In 1956 he moved to New York and met several artists making early Performance work, including George Brecht, Allan Kaprow, George Segal, and Robert Whitman. Oldenburg soon became a prominent figure in Happenings and Performance art during the late 1950s and early 1960s. In 1959 the Judson Gallery exhibited a series of Oldenburg’s enigmatic images, ranging from monstrous human figures to everyday objects, made from a mix of drawings, collages, and papier-mâché. In 1961, he opened The Store in his studio, where he recreated the environment of neighbourhood shops. He displayed familiar objects made out of plaster, reflecting American society’s celebration of consumption, and was soon heralded as a Pop artist with the emergence of the movement in 1962.
Oldenburg made his first outdoor public monument in 1967; Most of his large-scale projects were made with the collaboration of Coosje van Bruggen, whom he married in 1977. In the mid-1970s and again in the 1990s, Oldenburg and Van Bruggen collaborated with the architect Frank Gehry, breaking the boundaries between architecture and sculpture.

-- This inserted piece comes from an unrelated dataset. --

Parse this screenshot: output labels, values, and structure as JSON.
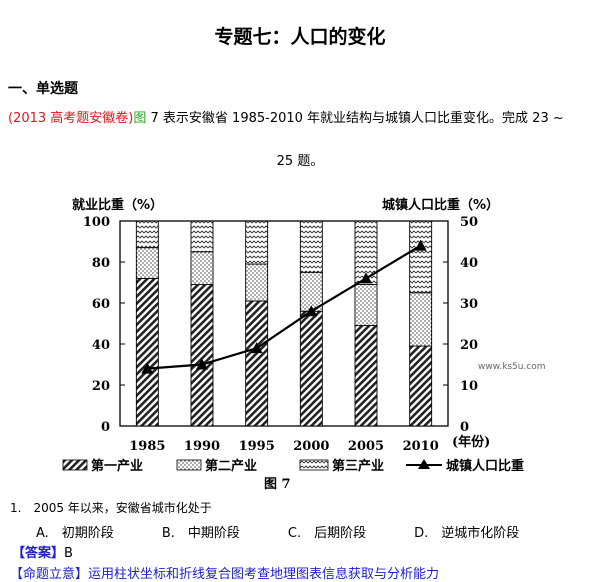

Oldenburg had a solo exhibition of his work at the Museum of Modern Art, New York, in 1969, and with a retrospective organized by the National Gallery of Art, Washington, D.C., and the Solomon R. Guggenheim Museum, New York, in 1995. In 2002 the Whitney Museum of American Art in New York held a retrospective of the drawings of Oldenburg and Van Bruggen; the same year, the Metropolitan Museum of Art in New York exhibited a selection of their sculptures on the roof of the museum.